Sampling Location Map

Data

Background

The Illinois Valley Water Quality Monitoring Program was developed in late-2022 with a sense of urgency. The Illinois Valley Soil and Water Conservation District (IVSWCD)-produced Cannabis Industry Impacts to the Environmental Health of the Illinois Valley River Basin and Community Well-Being (Hall. 2022) report detailed the ecologically damaging effects that the illegal cannabis boom had on the Illinois Valley watershed – and, additionally, highlighted a clear lack of historical water quality data in the watershed. The upsurge of this unregulated industry reached a fever pitch in late-2021. The deterioration of water quality in the local rivers and streams through wanton water theft was worsened by ongoing severe drought conditions. The initial priorities of the Illinois Valley Water Quality Monitoring Program involved a specific focus on the effects of unregulated cannabis on agricultural water quality and a plan to resolve the paucity of water quality data currently available for the watershed through the consistent sampling of the local rivers and streams.

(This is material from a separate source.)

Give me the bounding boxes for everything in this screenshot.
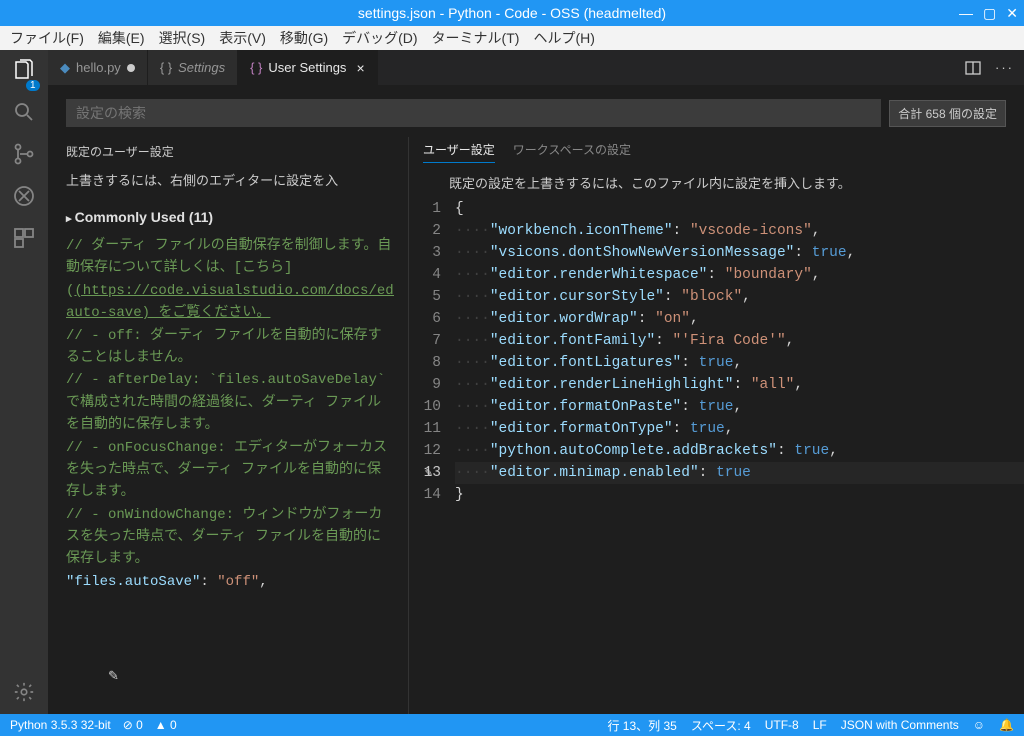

The IVSWCD has since broadened the lens of this program to concentrate on the collection of agricultural water quality data in the Illinois Valley as opposed to centering the focus on unregulated cannabis (an industry that is, due to its clandestine nature, notoriously difficult to monitor). The IVSWCD, thanks to financial support from both a private funder and the Oregon Department of Agriculture and in close partnership with the Illinois Valley Watershed Council, has now collected six months of agricultural water quality data and is taking steps forward in developing a robust dataset. This data, soon to be made publicly available, can be used for a wide range of utilities: from a conservation organization deciding where to focus project work restoring salmon habitat to an individual deciding where one can safely swim in the late summer. Surface water is sampled at 19 sites throughout the watershed by a dedicated team of water sampling technicians during the April-November water sampling season.